Thursday 19 December 2013

Eurozone ministers agree banking deal ahead of summit



Eurozone ministers agree banking deal ahead of summit

Spain's Economy Minister Luis de Guindos (L) greets European Central Bank (ECB) President Mario DraghiSpain's Economy Minister Luis de Guindos with ECB President Mario Draghi in Brussels


EU leaders are heading to a summit in Brussels, hours after a long-awaited pact was agreed on how to respond to failing eurozone banks.
Under the plan a 55bn euro ($75bn; £46bn) fund would be set up, financed by the banking industry, over 10 years.
A new European resolution authority would be created, which would decide when and how banks would be closed.
The deal is part of wider efforts towards building a banking union to avoid taxpayer-funded bank bailouts.
On paper, the agreement represents the biggest centralisation of power in the European Union since the launch of the euro, BBC Europe correspondent Chris Morris reports.
The UK and other 10 non-eurozone economies are not part of the deal.
Under the complex deal, a resolution fund paid for by the banks themselves would gradually merge national pots into a common European fund over the course of the next decade as a new European agency, the resolution authority, is set up.
The agreement, hammered out after months of negotiation, will be considered for approval by EU when they meet later on Thursday. They have been keen to finalise a deal before new bank "stress tests" begin next year.
Defence co-operation is also on the agenda, with budget constraints pushing EU governments to seek more joint solutions to security challenges.
EU leaders at summit, file picGermany's Chancellor Merkel (centre) wants more centralised powers in the eurozone
Three pillars
German Finance Minister Wolfgang Schaeuble said that by agreeing the deal "we have created the banking union's final legal pillar".
The first pillar of banking union will take shape next year when the European Central Bank sets up a supervisory body to monitor all 6,000 banks in the eurozone. Germany and some other countries want to retain their own high degree of supervision over smaller banks, which are reckoned to pose less systemic risk.
The ECB's stress tests of banks are expected to reveal that some are overexposed, and will require new injections of capital.
The second part is the Single Resolution Mechanism. This means that if a bank anywhere in the eurozone gets into trouble, the process of bailing it out - or even letting it go bust - would be managed by a common "resolution authority".
The final pillar is a common deposit guarantee. There is already general agreement on an EU-wide deposit guarantee of 100,000 euros (£84,000; $138,000) per saver. But the aim is to have a common rulebook covering bank accounts across the EU and eventually a joint fund to compensate for losses when a bank gets into trouble.
Solidarity is conditional
The banking union talks are linked to the wider issue of European monetary union.

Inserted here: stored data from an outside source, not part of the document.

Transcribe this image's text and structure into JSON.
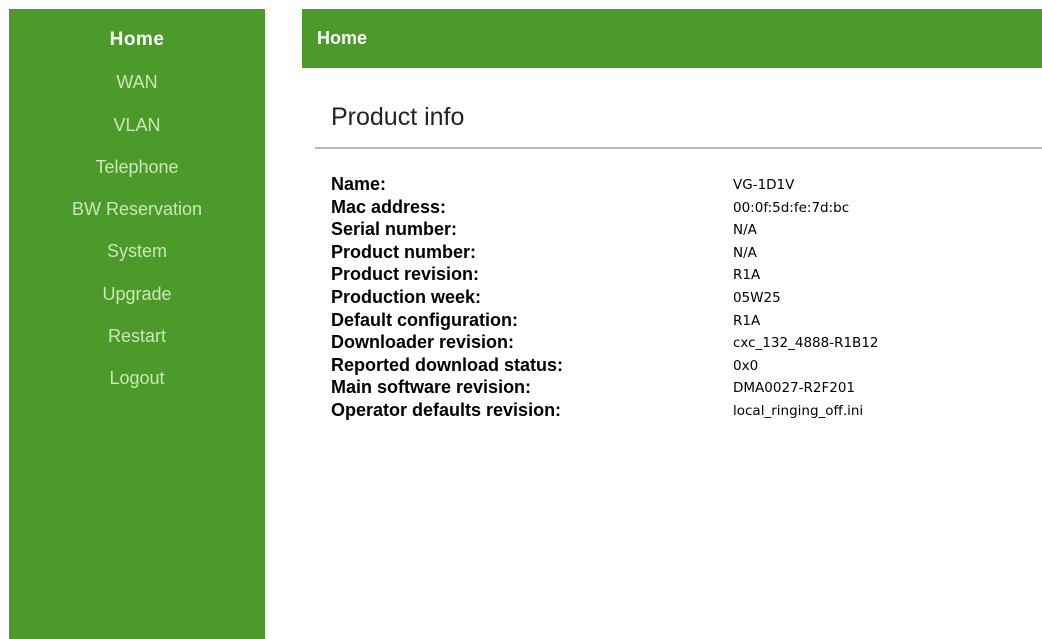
{
  "sidebar": {
    "items": [
      {
        "label": "Home",
        "active": true
      },
      {
        "label": "WAN",
        "active": false
      },
      {
        "label": "VLAN",
        "active": false
      },
      {
        "label": "Telephone",
        "active": false
      },
      {
        "label": "BW Reservation",
        "active": false
      },
      {
        "label": "System",
        "active": false
      },
      {
        "label": "Upgrade",
        "active": false
      },
      {
        "label": "Restart",
        "active": false
      },
      {
        "label": "Logout",
        "active": false
      }
    ]
  },
  "header": {
    "title": "Home"
  },
  "main": {
    "section_title": "Product info",
    "info": [
      {
        "label": "Name:",
        "value": "VG-1D1V"
      },
      {
        "label": "Mac address:",
        "value": "00:0f:5d:fe:7d:bc"
      },
      {
        "label": "Serial number:",
        "value": "N/A"
      },
      {
        "label": "Product number:",
        "value": "N/A"
      },
      {
        "label": "Product revision:",
        "value": "R1A"
      },
      {
        "label": "Production week:",
        "value": "05W25"
      },
      {
        "label": "Default configuration:",
        "value": "R1A"
      },
      {
        "label": "Downloader revision:",
        "value": "cxc_132_4888-R1B12"
      },
      {
        "label": "Reported download status:",
        "value": "0x0"
      },
      {
        "label": "Main software revision:",
        "value": "DMA0027-R2F201"
      },
      {
        "label": "Operator defaults revision:",
        "value": "local_ringing_off.ini"
      }
    ]
  },
  "colors": {
    "brand_green": "#4c9a2a",
    "nav_inactive": "#c9e8b6",
    "divider": "#b8b8b8"
  }
}
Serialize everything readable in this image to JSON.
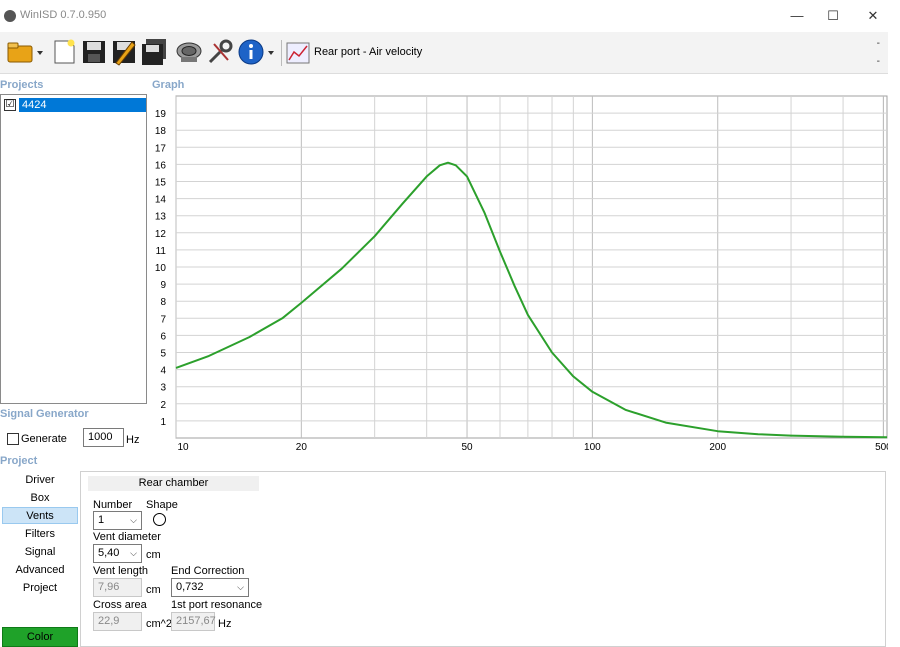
{
  "window": {
    "title": "WinISD 0.7.0.950",
    "minimize": "—",
    "maximize": "☐",
    "close": "✕"
  },
  "toolbar": {
    "graph_selector_label": "Rear port - Air velocity",
    "dash_top": "-",
    "dash_bottom": "-",
    "icons": [
      "open-folder-icon",
      "dropdown-arrow-icon",
      "new-file-icon",
      "save-icon",
      "save-as-icon",
      "save-all-icon",
      "driver-icon",
      "tools-icon",
      "info-icon",
      "dropdown-arrow-icon",
      "graph-icon"
    ]
  },
  "projects": {
    "label": "Projects",
    "items": [
      {
        "name": "4424",
        "checked": "☑"
      }
    ]
  },
  "graph": {
    "label": "Graph",
    "line_color": "#2ca02c"
  },
  "chart_data": {
    "type": "line",
    "title": "",
    "xlabel": "",
    "ylabel": "",
    "x_scale": "log",
    "xlim": [
      10,
      510
    ],
    "ylim": [
      0,
      20
    ],
    "x_tick_labels": [
      "10",
      "20",
      "50",
      "100",
      "200",
      "500"
    ],
    "x_ticks": [
      10,
      20,
      50,
      100,
      200,
      500
    ],
    "y_tick_labels": [
      "1",
      "2",
      "3",
      "4",
      "5",
      "6",
      "7",
      "8",
      "9",
      "10",
      "11",
      "12",
      "13",
      "14",
      "15",
      "16",
      "17",
      "18",
      "19"
    ],
    "y_ticks": [
      1,
      2,
      3,
      4,
      5,
      6,
      7,
      8,
      9,
      10,
      11,
      12,
      13,
      14,
      15,
      16,
      17,
      18,
      19
    ],
    "grid": true,
    "series": [
      {
        "x": [
          10,
          12,
          15,
          18,
          20,
          25,
          30,
          35,
          40,
          43,
          45,
          47,
          50,
          55,
          60,
          65,
          70,
          80,
          90,
          100,
          120,
          150,
          200,
          250,
          300,
          400,
          510
        ],
        "y": [
          4.1,
          4.8,
          5.9,
          7.0,
          7.9,
          9.9,
          11.8,
          13.7,
          15.3,
          15.95,
          16.1,
          15.95,
          15.3,
          13.2,
          10.9,
          8.9,
          7.2,
          5.0,
          3.6,
          2.7,
          1.65,
          0.9,
          0.4,
          0.22,
          0.14,
          0.07,
          0.04
        ]
      }
    ]
  },
  "signal_generator": {
    "label": "Signal Generator",
    "generate_label": "Generate",
    "frequency_value": "1000",
    "unit": "Hz"
  },
  "project_section": {
    "label": "Project",
    "nav": [
      "Driver",
      "Box",
      "Vents",
      "Filters",
      "Signal",
      "Advanced",
      "Project"
    ],
    "active": "Vents",
    "color_button": "Color"
  },
  "vents": {
    "chamber": "Rear chamber",
    "number_label": "Number",
    "number_value": "1",
    "shape_label": "Shape",
    "vent_diameter_label": "Vent diameter",
    "vent_diameter_value": "5,40",
    "vent_diameter_unit": "cm",
    "vent_length_label": "Vent length",
    "vent_length_value": "7,96",
    "vent_length_unit": "cm",
    "end_correction_label": "End Correction",
    "end_correction_value": "0,732",
    "cross_area_label": "Cross area",
    "cross_area_value": "22,9",
    "cross_area_unit": "cm^2",
    "port_resonance_label": "1st port resonance",
    "port_resonance_value": "2157,67",
    "port_resonance_unit": "Hz"
  }
}
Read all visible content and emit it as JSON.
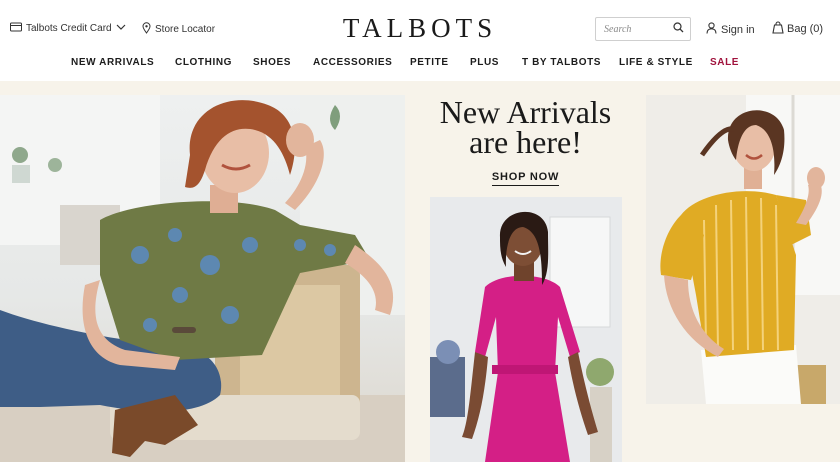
{
  "header": {
    "credit_card": "Talbots Credit Card",
    "store_locator": "Store Locator",
    "logo": "TALBOTS",
    "search_placeholder": "Search",
    "sign_in": "Sign in",
    "bag": "Bag (0)"
  },
  "nav": {
    "items": [
      "NEW ARRIVALS",
      "CLOTHING",
      "SHOES",
      "ACCESSORIES",
      "PETITE",
      "PLUS",
      "T BY TALBOTS",
      "LIFE & STYLE",
      "SALE"
    ]
  },
  "hero": {
    "headline_line1": "New Arrivals",
    "headline_line2": "are here!",
    "cta": "SHOP NOW"
  },
  "icons": [
    "credit-card-icon",
    "chevron-down-icon",
    "location-pin-icon",
    "search-icon",
    "user-icon",
    "shopping-bag-icon"
  ],
  "colors": {
    "sale": "#a0123c",
    "hero_bg": "#f7f3ea",
    "text": "#1a1a1a"
  }
}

The EU is still trying to rebuild global confidence in the euro after the 2008 financial crisis, which left many of Europe's banks in severe difficulties.
European governments have spent 1.5tn euros (£1.3tn; $2tn) propping up banks whose lending turned bad, causing crises in Spain, Cyprus and Ireland.
The richer eurozone countries with top credit ratings say help for weaker eurozone partners, through common funding mechanisms, is conditional - they have to deliver far-reaching economic reforms, to minimise the risk of uncontrollable debt in future.
Germany is among those arguing that such reforms should be written into contract, going beyond the existing budget rules set by the European Commission.
At a pre-summit briefing an EU official said France and some other countries took a different view - they were asking for guaranteed financial support in return for committing to certain tough economic reforms.
The discussions are overshadowed by high unemployment levels in much of Europe, coupled with anaemic growth and poor competitiveness.
Single market tensions
France has seen heated debate about the rules for posted workers - that is, temporary workers brought in from another EU state.
The lifting of labour market restrictions for Bulgaria and Romania next month has made the issue more acute, because of fears in some areas about "social dumping" - that is, cheap foreign workers replacing locals.
Under current rules a foreign employer can pay social security contributions in its home state. That can give a competitive advantage in countries like France, where social security costs are high. There are also concerns about the working conditions of imported temporary workers.
The summit chairman, European Council President Herman Van Rompuy, has told EU leaders that reform of the posted workers directive needs to proceed rapidly. There is a push to get the negotiations finished before the May European elections.
UK Prime Minister David Cameron is expected to raise the issue of migrant workers again, as the UK seeks to tighten up its social benefit rules for migrants.
On defence co-operation, the Commission sees scope for savings, highlighting that there is too much duplication in Europe's armed forces. Defence industries employ about 750,000 people in the EU and annual turnover is about 170bn euros.